Я снова обратился к ее письму и с вниманием прочитал о том, что съемки фильма по моему сценарию закончены, и режиссер звонил, что приступает к монтажу. Пришли гранки повести, сообщала Ольга, которую я написал во время пятилетнего сидения в Москве. Она их «почистила» и теперь спрашивала, можно ли их за меня подписать, поскольку ежедневно звонят. Еще она писала о том, что переслали новую порцию откликов на мой очерк об Имангельды — Сашко — умирании Аральского моря, которое перестала питать разобранная на полив Амударья. Экологические проблемы почему-то никого не тронули: видимо, я не сумел «обнажить нерв», но зато громадное число людей болезненно возбудилось историей Имангельды и моим замечанием, что «получает тот, кто наблюдает и одобряет работающего, как бы не замечая, что сам-то работающий не получает ничего». Вот уже полгода шел шквал писем о «наблюдающих» с убийственными примерами и острейшими замечаниями, сводящимися к тому, что именно «наблюдающие» и заиливают нашу жизнь. Я уже видел, как эти письма можно подать в газете, и какой это будет мощный и очистительный взрыв. Хроника об эксперименте в пустыне и о том, как давили фонтан, вызвала резонанс самый неожиданный. Читатели гневно обличали меня в том, что я не дорос до понимания такого человека, как Курулин, и все мои происки против него— результат непонимания мною жизни и того, какие люди этой жизни сегодня нужны. Группа демобилизующихся из Советской Армии воинов давала мне отповедь и от меня же требовала сообщить телеграммой точный адрес Курулина, под начало которого они все решили ехать работать. Это письмо Ольга всунула в свой конверт.
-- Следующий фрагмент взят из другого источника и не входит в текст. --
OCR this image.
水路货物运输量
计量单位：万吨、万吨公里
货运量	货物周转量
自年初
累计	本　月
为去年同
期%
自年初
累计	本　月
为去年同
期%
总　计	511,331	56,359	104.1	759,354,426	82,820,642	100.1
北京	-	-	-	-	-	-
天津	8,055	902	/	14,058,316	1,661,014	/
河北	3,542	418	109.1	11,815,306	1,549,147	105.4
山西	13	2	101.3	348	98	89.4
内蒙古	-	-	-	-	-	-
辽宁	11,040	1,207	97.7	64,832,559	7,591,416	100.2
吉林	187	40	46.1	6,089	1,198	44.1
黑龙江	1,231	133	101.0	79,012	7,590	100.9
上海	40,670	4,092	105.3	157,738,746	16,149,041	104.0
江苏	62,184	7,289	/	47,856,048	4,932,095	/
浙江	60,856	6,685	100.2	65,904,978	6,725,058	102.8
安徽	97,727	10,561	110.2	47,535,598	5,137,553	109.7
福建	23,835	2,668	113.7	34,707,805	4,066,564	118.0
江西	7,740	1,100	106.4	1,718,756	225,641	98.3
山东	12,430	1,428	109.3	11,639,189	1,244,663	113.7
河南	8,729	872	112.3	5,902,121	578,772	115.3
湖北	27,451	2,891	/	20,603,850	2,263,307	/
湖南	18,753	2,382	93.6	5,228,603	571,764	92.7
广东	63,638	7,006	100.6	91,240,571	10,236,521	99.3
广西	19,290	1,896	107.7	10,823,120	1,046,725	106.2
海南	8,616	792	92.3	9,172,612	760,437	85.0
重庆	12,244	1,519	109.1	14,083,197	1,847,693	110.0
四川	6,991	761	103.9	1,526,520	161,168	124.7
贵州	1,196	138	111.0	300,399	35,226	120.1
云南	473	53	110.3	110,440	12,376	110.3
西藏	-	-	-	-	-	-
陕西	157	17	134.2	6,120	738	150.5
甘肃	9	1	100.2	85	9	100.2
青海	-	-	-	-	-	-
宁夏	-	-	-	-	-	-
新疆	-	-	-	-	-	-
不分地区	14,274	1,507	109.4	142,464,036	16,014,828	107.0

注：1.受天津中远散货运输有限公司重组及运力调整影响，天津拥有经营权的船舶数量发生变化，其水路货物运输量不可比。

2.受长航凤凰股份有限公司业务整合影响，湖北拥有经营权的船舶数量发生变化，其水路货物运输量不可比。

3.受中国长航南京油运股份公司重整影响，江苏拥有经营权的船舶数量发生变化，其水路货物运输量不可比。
И все это тоже было в прошлом. Как будто льдина, на которой я дрейфовал, раскололась, и на большей ее части удалялось все, мною обжитое, а я оставался на голом осколке и знал, что на нем мне требуется не возобновлять прежнее, а осуществить совсем новую жизнь.
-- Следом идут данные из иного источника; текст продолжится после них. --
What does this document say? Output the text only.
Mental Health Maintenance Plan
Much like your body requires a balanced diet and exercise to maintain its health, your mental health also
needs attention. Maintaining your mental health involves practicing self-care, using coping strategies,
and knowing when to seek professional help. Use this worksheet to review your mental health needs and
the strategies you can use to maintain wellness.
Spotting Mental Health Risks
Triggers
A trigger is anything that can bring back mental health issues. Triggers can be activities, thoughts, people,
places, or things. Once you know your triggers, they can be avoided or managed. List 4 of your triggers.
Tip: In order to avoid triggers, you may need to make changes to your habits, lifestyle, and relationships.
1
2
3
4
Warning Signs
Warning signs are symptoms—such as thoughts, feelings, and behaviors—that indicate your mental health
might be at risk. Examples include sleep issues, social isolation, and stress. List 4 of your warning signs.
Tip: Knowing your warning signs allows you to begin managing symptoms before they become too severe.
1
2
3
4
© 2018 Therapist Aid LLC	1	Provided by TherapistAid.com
В чем эта новая жизнь, я одновременно знал и не знал. Потому что пока не знал — что делать. Знал только — как. Пока мы ставили сруб, я сам с собой обсудил себя и понял, что до сих пор задавал вопросы, на которые уже есть ответы. А, скажем, такие люди, как Курулин и Федор Красильщиков, задавали себе вопросы, на которые ответа нет. Которые надо добыть! И дороговатой, быть может, ценой. Та средняя позиция, на которой я каким-то образом оказался, делала меня порой интересным, но не делала нужным. Не делала необходимым. Приговор был в том, что все написанное я мог бы и не писать — ничего бы не изменилось.
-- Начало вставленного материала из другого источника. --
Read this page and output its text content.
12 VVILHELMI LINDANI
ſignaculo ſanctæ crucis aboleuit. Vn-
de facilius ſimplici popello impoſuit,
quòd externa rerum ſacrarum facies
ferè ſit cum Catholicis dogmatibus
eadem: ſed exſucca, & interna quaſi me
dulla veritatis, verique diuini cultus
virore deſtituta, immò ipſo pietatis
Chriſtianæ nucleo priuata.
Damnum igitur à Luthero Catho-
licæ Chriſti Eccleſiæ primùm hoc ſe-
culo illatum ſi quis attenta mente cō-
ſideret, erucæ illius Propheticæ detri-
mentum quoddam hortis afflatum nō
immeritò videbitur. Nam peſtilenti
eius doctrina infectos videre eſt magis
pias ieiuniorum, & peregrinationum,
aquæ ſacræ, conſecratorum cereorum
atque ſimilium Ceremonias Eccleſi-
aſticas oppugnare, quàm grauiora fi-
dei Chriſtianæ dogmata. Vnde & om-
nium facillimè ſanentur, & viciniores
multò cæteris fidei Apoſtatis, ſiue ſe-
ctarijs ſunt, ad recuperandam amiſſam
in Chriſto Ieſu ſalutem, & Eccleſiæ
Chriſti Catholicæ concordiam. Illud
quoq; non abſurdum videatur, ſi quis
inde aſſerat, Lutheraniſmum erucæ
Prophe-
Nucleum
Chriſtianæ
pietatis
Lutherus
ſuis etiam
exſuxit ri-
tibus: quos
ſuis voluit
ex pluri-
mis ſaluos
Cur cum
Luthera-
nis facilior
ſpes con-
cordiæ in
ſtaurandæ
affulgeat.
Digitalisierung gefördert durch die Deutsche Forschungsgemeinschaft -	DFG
Это открытие не только не придавило меня, а, напротив, как бы даже удовлетворило: ну вот, де, что? удостоверился?! Я чувствовал, что выхожу на новый, последний для меня уровень правды, на котором и говорится главное. И в этом главном, как в гене, заключено все! Я предвидел опасности, которые меня ожидают. И чувство личной независимости, спокойного достоинства освобождающе поднималось во мне. Все в моей жизни наконец-то становилось на свои места.

4

Мы грузились в катер, Зина и «Верка-бизьяна» стояли на граните, и Зина зорко смотрела на нас из-под ладони. Надо признаться, что ко мне и Курулину она относилась с большим сомнением. Время от времени, спохватившись, она останавливалась посреди дела и смотрела на нас, наморщив лоб и распустив пухлые губы: что за люди?! Смеются, что замминистра и писатель, а на самом деле кто? В нашей рванине, в нашей манере держаться, в наших обрывочных, едких, состоящих почти из одних многоточий разговорах, в нашем бескорыстии она чуяла что-то тревожащее и опасное. И возможно, чувство не обманывало ее.